Pengadilan Tinggi Jatuhkan Hukuman Lebih Berat bagi Terdakwa BLBI

Jakarta, IDN Times - Upaya terdakwa kasus korupsi Bantuan Likuiditas Bank Indonesia (BLBI), Syafruddin Arsyad Temenggung untuk terbebas dari hukuman bui tidak terpenuhi. Pengadilan Tinggi (PT) DKI Jakarta malah menambah berat vonis bagi mantan Ketua Badan Penyehatan Perbankan (BPPN) tersebut. Vonis yang semula di pengadilan tingkat pertama 13 tahun justru menjadi 15 tahun.
Vonis yang dijatuhkan oleh majelis hakim di pengadilan tingkat banding itu sesuai dengan tuntutan yang disampaikan oleh jaksa Komisi Pemberantasan Korupsi (KPK) dalam sesi persidangan 3 September 2018.
"Menjatuhkan pidana terhadap terdakwa Syafruddin Arsyad Temenggung dengan pidana penjara selama 15 tahun dan pidana denda sebesar Rp1 miliar dengan ketentuan bila denda itu tidak dibayar maka diganti dengan pidana kurungan selama tiga bulan," demikian petikan putusan yang dibacakan pada (2/1) dan dikutip Antara pada hari ini.

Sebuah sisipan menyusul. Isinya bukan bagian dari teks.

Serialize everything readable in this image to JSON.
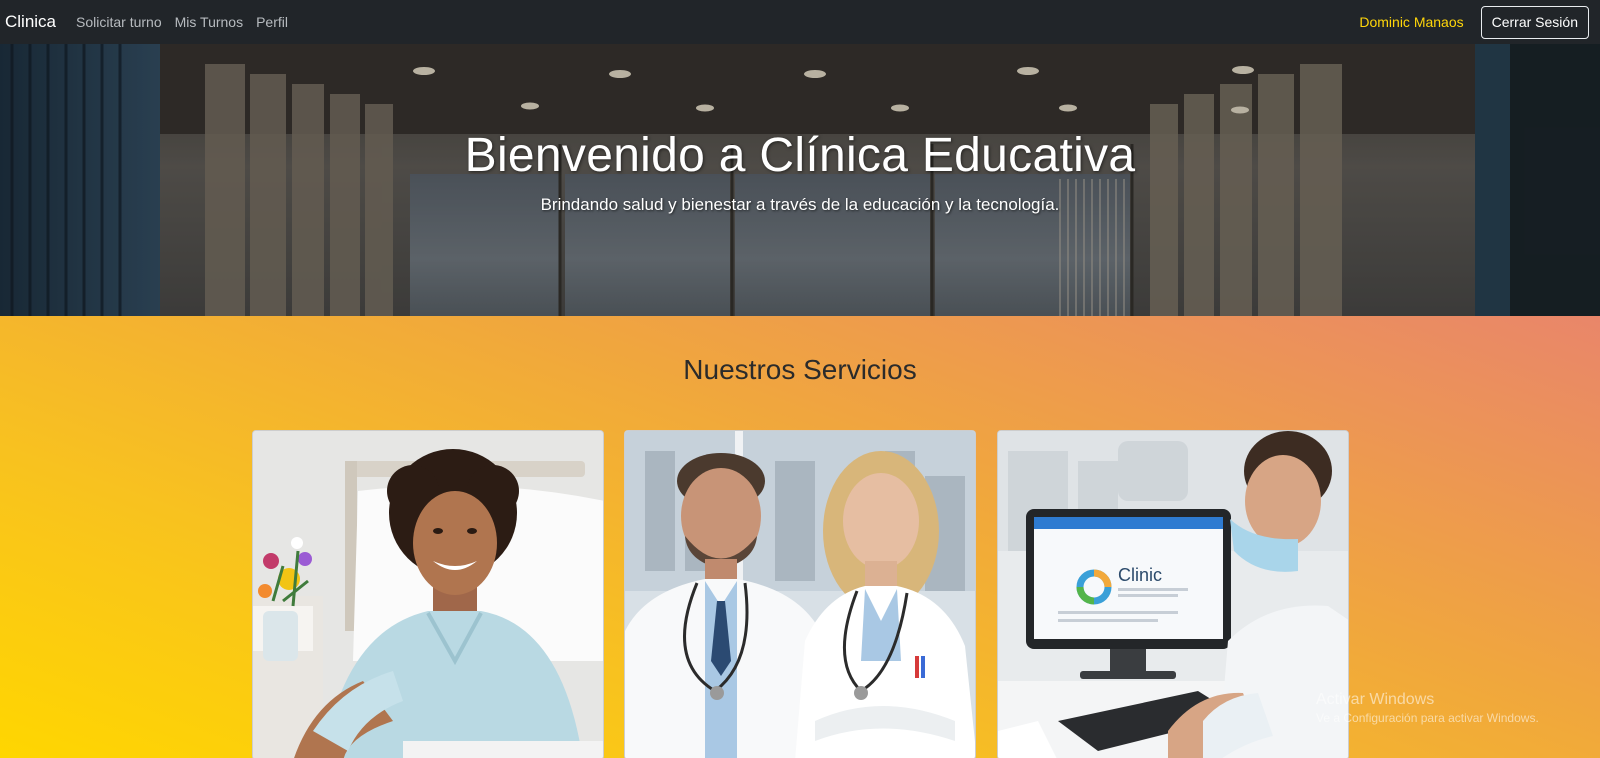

Lalu, apa pertimbangan majelis hakim yang diketuai Elang Prakoso Wibowo hingga menjatuhkan vonis yang lebih berat bagi Syafruddin?
1. Majelis hakim menilai keputusan Syafruddin untuk menerbitkan surat keterangan lunas melukai psikologis masyarakat
Di dalam pertimbangannya, majelis hakim Pengadilan Tinggi menyatakan Syafruddin selaku Kepala BPPN justru membuat sebuah keputusan yang telah melukai psikologis masyarakat dan Bangsa Indonesia. Apalagi publik ketika itu mencoba bangkit dari trauma usai didera krisis moneter pada tahun 1998.
"Menimbang, bahwa terdakwa selaku Kepala BPPN telah mengakibatkan kerugian negara yang sangat besar di tengah situasi ekonomi yang sulit, sudah barang tentu membawa dampak serius terhadap beban keuangan negara yang sedang mengalami krisis di bidang moneter," ujar Hakim Elang di dalam salinan putusan sidang.
Berdasarkan hasil audit Badan Pemeriksa Keuangan (BPK) pada 25 Agustus 2017, total kerugian negara yang diakibatkan dari penerbitan SKL BLBI mencapai Rp4,58 triliun.